What am I missing? Why don't I like these films? Up In The Air arrives with glowing reviews, solid if unspectacular box office, Oscar buzz and the promise of Gorgeous George being, well, gorgeous presumably. At least on that level Up In The Air doesn't disappoint. It's the third film from Jason Reitman after Thank You For Smoking and Juno. I REALLY have to avoid turning this review into a Juno rant. If paragraphs stop suddenly, it'll only be me putting the brakes on yet another "why Juno is actually terrible" tirade.
I'm doing it already. Okay, back to Up In the Air.
Clooney plays Ryan Bingham, a man whose job it is to fly from city to city and inform unsuspecting employees that they have lost their jobs. Bingham is world class at his job. Soothing, calm, understanding. But he is empty inside. Becoming one of only a handful of people ever to clock up ten million air miles is his life's ambition. People and relationships weigh him down and the few days he spends at home are the unhappiest of the year, preferring to live his life in airports and hotels. When fresh faced company hotshot Anna Kendrick blusters in with a new scheme to do the firing remotely, eliminating the need for Clooney to travel the country, he is enormously threatened and is ordered by slimey company boss Jason Bateman to take her with him to show her how firing people is done and what it's all about.
There has been much talk in recent years about Hollywood studios bastardising "Indie" cinema, popularising it, packaging and marketing it and serving it out as an apparently high brow alternative to their mainstream fare. Up In the Air is the very epitome of this phenomenon, a film every bit as mainstream and, in all honestly, as hollow and empty as the Summer special effects movies. Getting Clooney to do the film is crucial for two reasons. Firstly, on this same point, it gives the film cache. "George Clooney is in it? It must be political and have something to say."Secondly, it means that a thoroughly unlikable character is now made more palatable to a broad audience and the awards voters. This notion is undeniable and transparent and is completely against the ethos of genuine independent cinema which as a result makes it the most compelling point in the argument that films like this do not represent genuine independent cinema and are merely low(er) budgeted Hollywood, mainstream films. Up In The Air isn't the worst film ever made. It just isn't particularly good and its pretensions make its ultimate emptiness all the more apparent.

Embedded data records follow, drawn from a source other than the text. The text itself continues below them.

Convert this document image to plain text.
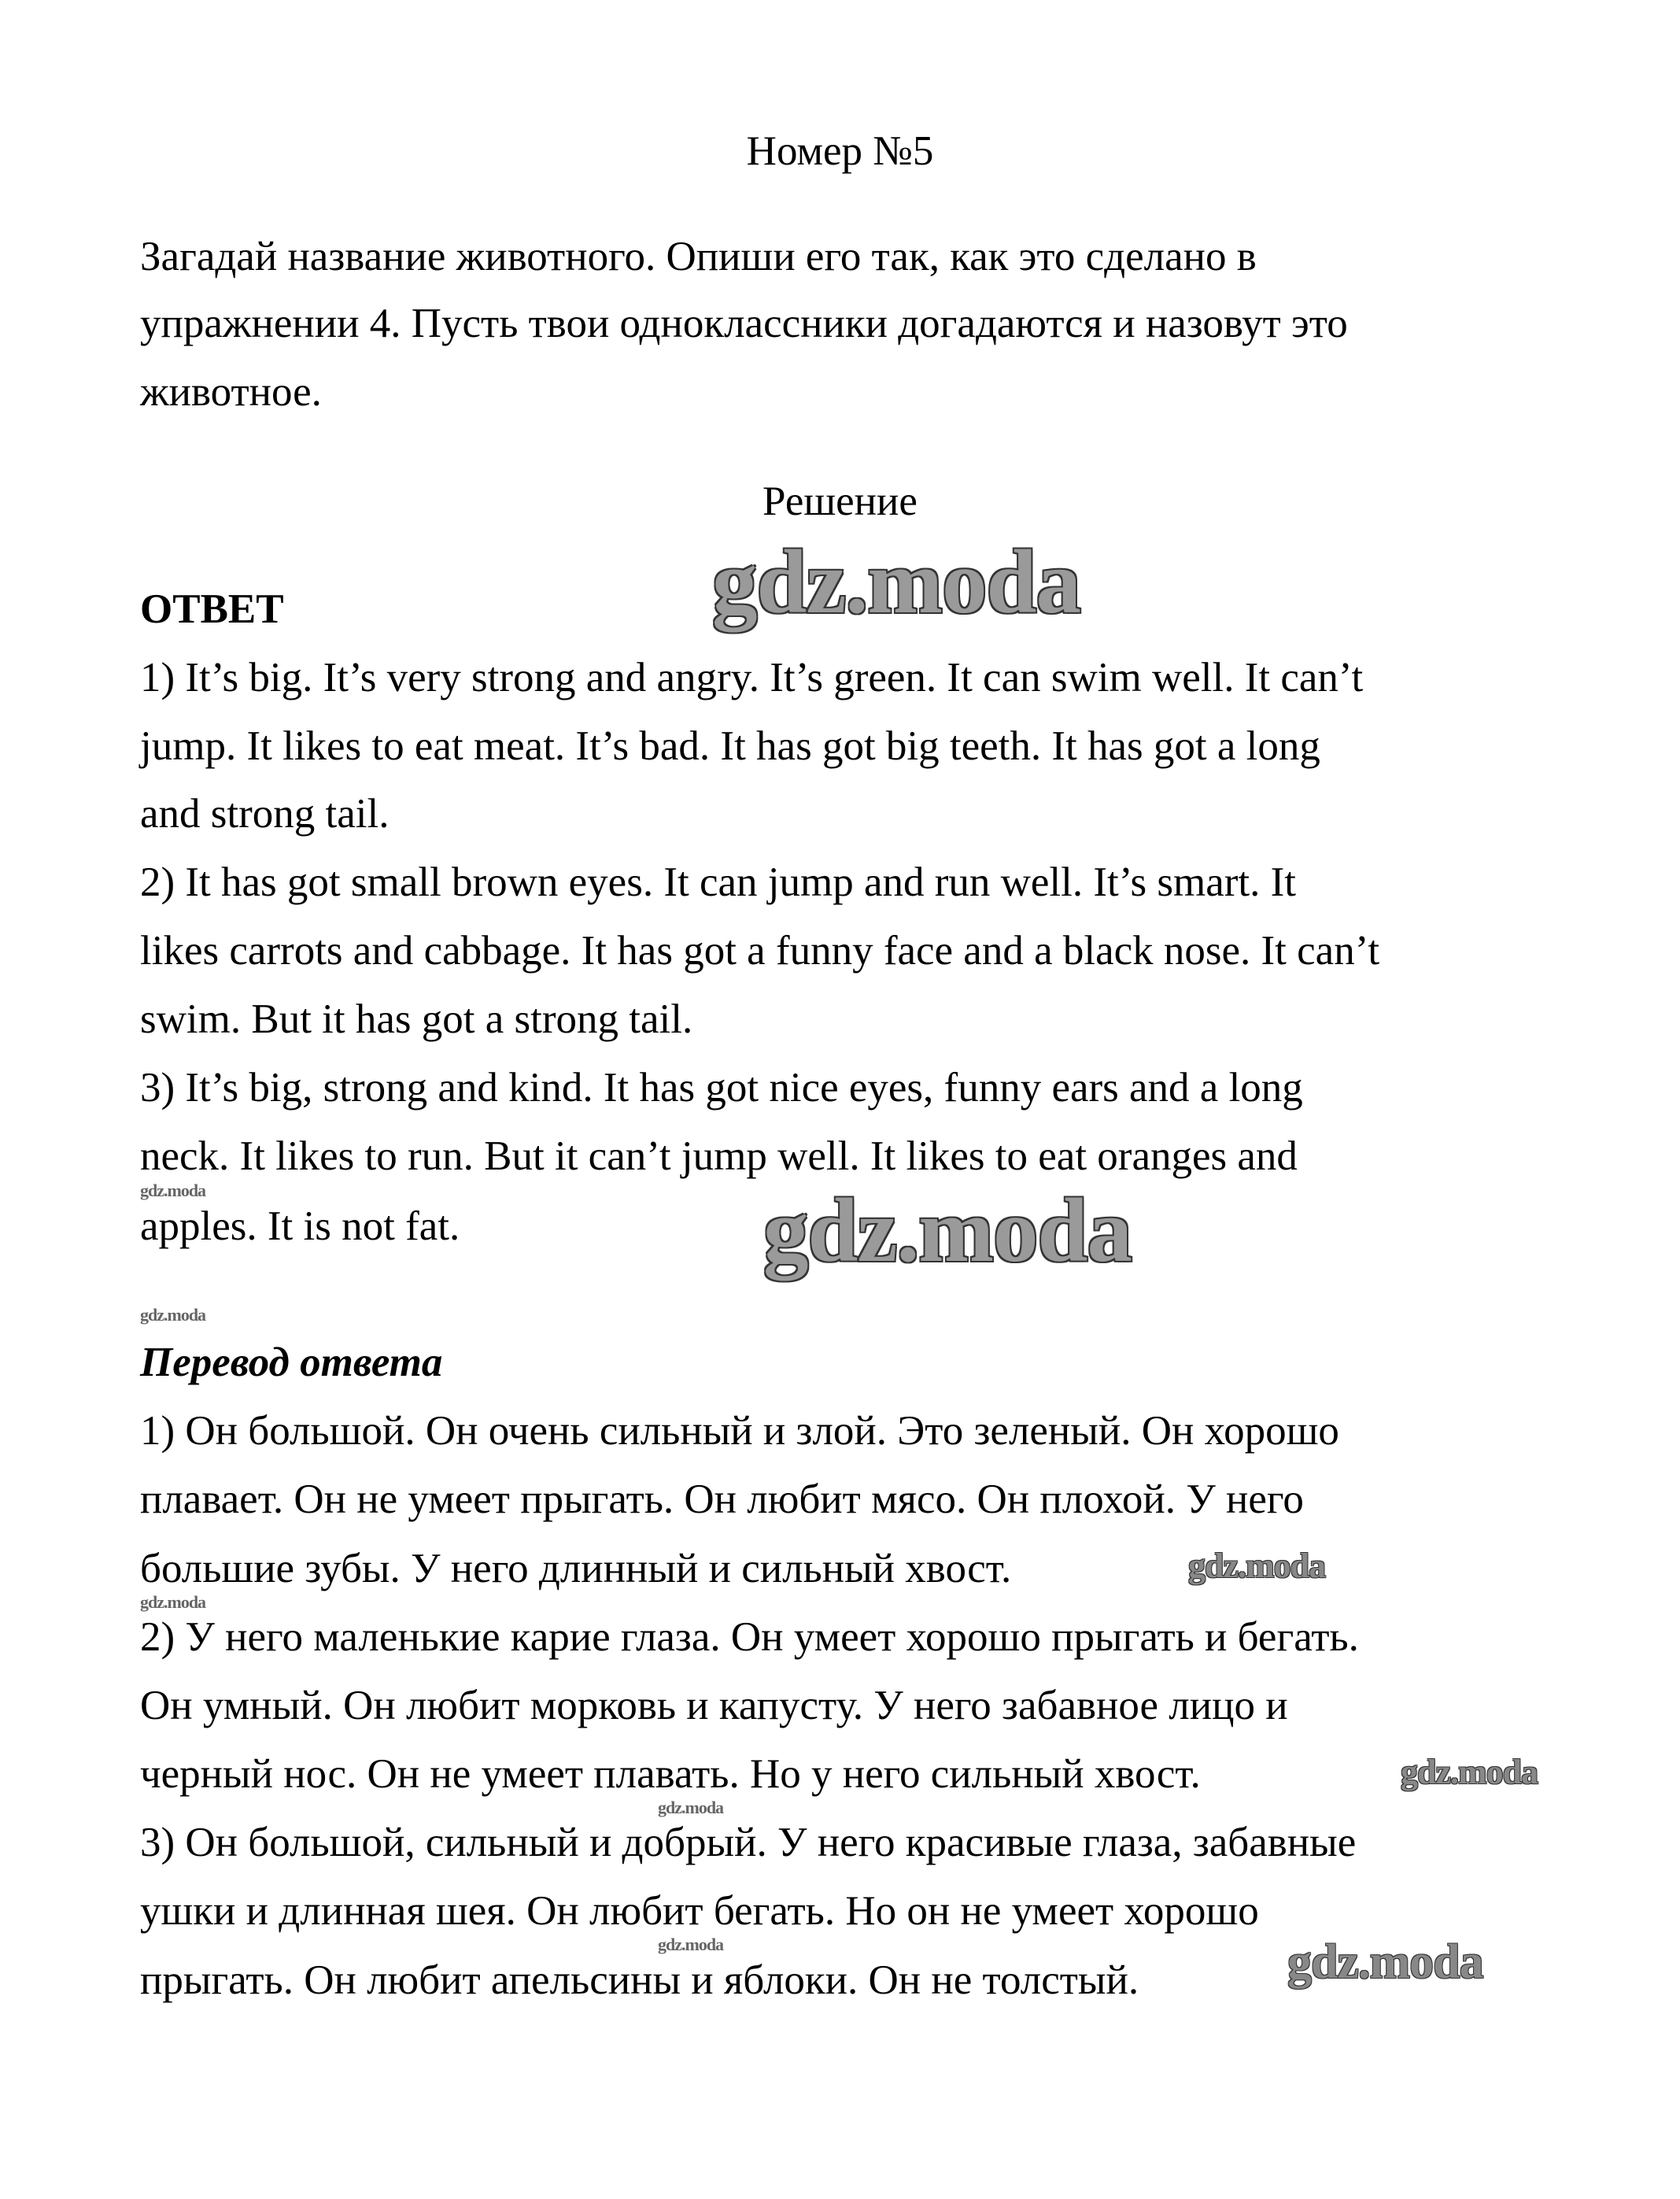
Номер №5
Загадай название животного. Опиши его так, как это сделано в
упражнении 4. Пусть твои одноклассники догадаются и назовут это
животное.
Решение
ОТВЕТ
1) It’s big. It’s very strong and angry. It’s green. It can swim well. It can’t
jump. It likes to eat meat. It’s bad. It has got big teeth. It has got a long
and strong tail.
2) It has got small brown eyes. It can jump and run well. It’s smart. It
likes carrots and cabbage. It has got a funny face and a black nose. It can’t
swim. But it has got a strong tail.
3) It’s big, strong and kind. It has got nice eyes, funny ears and a long
neck. It likes to run. But it can’t jump well. It likes to eat oranges and
apples. It is not fat.
Перевод ответа
1) Он большой. Он очень сильный и злой. Это зеленый. Он хорошо
плавает. Он не умеет прыгать. Он любит мясо. Он плохой. У него
большие зубы. У него длинный и сильный хвост.
2) У него маленькие карие глаза. Он умеет хорошо прыгать и бегать.
Он умный. Он любит морковь и капусту. У него забавное лицо и
черный нос. Он не умеет плавать. Но у него сильный хвост.
3) Он большой, сильный и добрый. У него красивые глаза, забавные
ушки и длинная шея. Он любит бегать. Но он не умеет хорошо
прыгать. Он любит апельсины и яблоки. Он не толстый.
gdz.moda
gdz.moda
gdz.moda
gdz.moda
gdz.moda
gdz.moda
gdz.moda
gdz.moda
gdz.moda
gdz.moda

The notion of a guy talking the talk in a job where empathy is crucial not actually having genuine emotional empathy towards others is an interesting one. I haven't read the book so I can't comment on how well it works on the page. The problem onscreen though is that, this idea slowly comes to represent the film as a whole. Up In The Air doesn't make a genuine connection, at least it doesn't with me, and I felt that I was being played the whole time. A few funny moments and Clooney's charisma and charm make you go with it while you watch it but, stepping out of the cinema to assess what I had watched, I found myself with little to say because there's very little substance. What makes it worse is that, director Reitman intercuts interviews with people who have actually lost their jobs in real life. This comes off as a very cynical way to give the film weight and make it seem as if it's offering a commentary of some kind on our current economic crisis, which it isn't. And of course there's the dreaded "alternative indie music" soundtrack. This has really come to represent a certain kind of film in my mind, a kind of film I just cannot abide. Jason Reitman is the new Cameron Crowe, just with less schmaltz and slightly more credibility, and the perfectly placed but sledgehammer obvious indie songs coming every 3 minutes with "wounded" singers asserting that karma won't let them down no matter what Annie said when she broke their heart, or whatever emotionally contrived crap happened to conveniently rhyme with the last line, only underscores this further. I don't believe the songs, I don't believe the film, there is actually nothing being said here but the packaging is top notch.
The film isn't terrible, it's just nowhere near as good as it wants you to think it is. Up In The Air is better than Thank You For Smoking and WAY better than Juno, although it is definitely cut from the same cloth and suffers from exactly the same problems. That is also faint praise given that immersing one's head in acid is better than watching Juno...
PARAGRAPH ABORTED - JUNO RANT DETECTED.